Syrian grandmother in travel ban flap arrives in the US

HONOLULU: The Syrian grandmother at the center of Hawaii’s lawsuit challenging President Donald Trump’s travel ban on people from six mostly Muslim countries arrived in Honolulu Saturday night.
Ismail Elshikh, the imam of a Honolulu mosque, said his 52-year-old mother-in-law Wafa Yahia received approval from the US government several weeks ago. She arrived at Honolulu’s Daniel K. Inouye International Airport Saturday evening on a flight from San Francisco in a 28-hour journey that started in Lebanon, he said.
Elshikh is a plaintiff in Hawaii’s challenge to the travel ban. The lawsuit argues that the ban prevented his Syrian mother-in-law from visiting.
The complex legal wrangling over the travel ban is ongoing. A federal appeals court in Seattle is scheduled to hear arguments later this month in the government’s appeal of a judge’s ruling in July that allows grandmothers and other family members of those in the US who may enter the country.
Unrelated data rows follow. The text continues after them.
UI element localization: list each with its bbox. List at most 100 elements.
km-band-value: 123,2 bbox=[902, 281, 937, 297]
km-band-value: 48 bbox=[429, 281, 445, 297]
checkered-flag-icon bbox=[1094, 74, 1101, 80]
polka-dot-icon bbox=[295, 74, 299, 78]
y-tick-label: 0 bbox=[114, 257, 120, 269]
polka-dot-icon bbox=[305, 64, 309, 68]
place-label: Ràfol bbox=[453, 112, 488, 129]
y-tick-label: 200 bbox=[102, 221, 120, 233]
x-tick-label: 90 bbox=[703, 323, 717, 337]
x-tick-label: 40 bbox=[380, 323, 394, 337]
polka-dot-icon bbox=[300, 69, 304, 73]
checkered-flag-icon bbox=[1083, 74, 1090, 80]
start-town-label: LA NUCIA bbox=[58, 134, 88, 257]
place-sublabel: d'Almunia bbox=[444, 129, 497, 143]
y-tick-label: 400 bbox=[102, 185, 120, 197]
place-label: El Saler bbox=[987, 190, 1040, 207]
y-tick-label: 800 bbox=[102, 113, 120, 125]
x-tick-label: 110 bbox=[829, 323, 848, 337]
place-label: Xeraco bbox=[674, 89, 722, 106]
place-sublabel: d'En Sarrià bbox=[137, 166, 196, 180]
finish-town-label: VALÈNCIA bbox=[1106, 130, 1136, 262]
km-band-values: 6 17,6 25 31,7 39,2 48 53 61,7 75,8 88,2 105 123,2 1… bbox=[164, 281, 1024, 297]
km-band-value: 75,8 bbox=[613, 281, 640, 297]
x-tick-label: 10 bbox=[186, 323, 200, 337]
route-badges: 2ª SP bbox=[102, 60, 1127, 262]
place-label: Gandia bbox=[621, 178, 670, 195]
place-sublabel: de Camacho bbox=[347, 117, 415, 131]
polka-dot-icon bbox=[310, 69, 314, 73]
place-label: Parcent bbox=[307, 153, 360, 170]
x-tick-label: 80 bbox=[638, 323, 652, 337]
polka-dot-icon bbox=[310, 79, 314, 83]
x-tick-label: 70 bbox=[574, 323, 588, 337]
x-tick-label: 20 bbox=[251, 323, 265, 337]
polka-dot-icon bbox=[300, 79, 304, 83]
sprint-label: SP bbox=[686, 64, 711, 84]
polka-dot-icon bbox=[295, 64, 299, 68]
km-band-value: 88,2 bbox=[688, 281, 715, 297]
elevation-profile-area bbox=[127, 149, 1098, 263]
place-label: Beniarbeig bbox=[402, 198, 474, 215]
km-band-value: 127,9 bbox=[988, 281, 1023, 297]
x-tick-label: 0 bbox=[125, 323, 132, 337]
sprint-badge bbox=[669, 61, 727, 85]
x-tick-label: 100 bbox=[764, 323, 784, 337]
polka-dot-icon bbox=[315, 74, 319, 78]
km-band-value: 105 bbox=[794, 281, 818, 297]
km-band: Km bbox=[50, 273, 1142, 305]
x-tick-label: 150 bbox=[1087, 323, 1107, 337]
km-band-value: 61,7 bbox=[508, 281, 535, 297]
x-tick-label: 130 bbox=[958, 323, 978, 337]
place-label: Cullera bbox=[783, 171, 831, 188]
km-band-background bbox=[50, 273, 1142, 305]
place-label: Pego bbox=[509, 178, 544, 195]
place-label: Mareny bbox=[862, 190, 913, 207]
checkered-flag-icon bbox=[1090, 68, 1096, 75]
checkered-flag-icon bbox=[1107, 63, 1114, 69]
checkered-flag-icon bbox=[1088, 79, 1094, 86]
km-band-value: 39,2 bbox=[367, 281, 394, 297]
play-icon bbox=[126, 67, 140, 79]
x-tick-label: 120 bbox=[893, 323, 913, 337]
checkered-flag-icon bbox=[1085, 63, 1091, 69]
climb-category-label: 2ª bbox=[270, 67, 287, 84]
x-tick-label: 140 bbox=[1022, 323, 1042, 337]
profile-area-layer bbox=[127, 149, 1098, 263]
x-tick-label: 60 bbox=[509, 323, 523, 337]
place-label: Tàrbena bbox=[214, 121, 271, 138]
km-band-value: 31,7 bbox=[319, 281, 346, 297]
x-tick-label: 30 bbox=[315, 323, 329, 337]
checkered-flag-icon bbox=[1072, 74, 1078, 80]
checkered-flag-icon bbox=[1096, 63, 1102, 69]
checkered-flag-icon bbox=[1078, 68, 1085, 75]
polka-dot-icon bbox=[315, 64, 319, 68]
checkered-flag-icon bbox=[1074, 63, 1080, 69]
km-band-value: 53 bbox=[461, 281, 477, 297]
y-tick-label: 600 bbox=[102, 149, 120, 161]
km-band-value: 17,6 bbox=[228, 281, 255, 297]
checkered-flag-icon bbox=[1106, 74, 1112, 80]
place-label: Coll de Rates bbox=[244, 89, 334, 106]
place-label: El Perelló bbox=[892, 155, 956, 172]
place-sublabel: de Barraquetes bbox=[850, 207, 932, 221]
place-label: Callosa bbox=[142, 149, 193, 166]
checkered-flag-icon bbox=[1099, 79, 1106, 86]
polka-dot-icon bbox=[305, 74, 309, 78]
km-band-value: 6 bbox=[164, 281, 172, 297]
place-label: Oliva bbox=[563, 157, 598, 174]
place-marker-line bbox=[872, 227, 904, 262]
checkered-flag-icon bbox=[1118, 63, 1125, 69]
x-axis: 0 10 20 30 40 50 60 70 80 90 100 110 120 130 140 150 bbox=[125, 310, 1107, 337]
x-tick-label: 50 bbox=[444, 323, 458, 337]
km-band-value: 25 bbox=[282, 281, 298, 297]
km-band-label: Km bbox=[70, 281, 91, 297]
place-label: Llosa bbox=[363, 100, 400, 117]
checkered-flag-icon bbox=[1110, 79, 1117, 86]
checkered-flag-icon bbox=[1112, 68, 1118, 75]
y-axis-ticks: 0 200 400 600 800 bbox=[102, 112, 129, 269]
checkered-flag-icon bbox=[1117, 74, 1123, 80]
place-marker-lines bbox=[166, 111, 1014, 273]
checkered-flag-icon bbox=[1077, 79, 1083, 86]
The US Supreme Court previously allowed a scaled-back version of the ban to go into effect before it hears the case in October. The justices exempted visa applicants from the ban if they can prove a “bona fide” relationship with a US citizen or entity.
“The news that Dr. Elshikh’s family is being reunited is one bright moment today when love trumped hate,” Hawaii Attorney General Doug Chin said in a statement. “In America, no race should ever be excluded, no religion should ever be hated, and no family ever gets left behind.”
Yahia’s immigrant visa approval would not affect Hawaii’s lawsuit, Chin said: “So long as this discriminatory and illegal executive order is not struck down, the state of Hawaii and its residents are harmed.”
Two of Elshikh’s five children have never met her, he said. She last visited her family in Hawaii in 2005.
“Without the lawsuit, we couldn’t get the visa. Without this challenge, my children would not have been reunited with their grandma,” he said. “I still feel sadness for those who are still affected by the Muslim ban, who are not as lucky as my family.”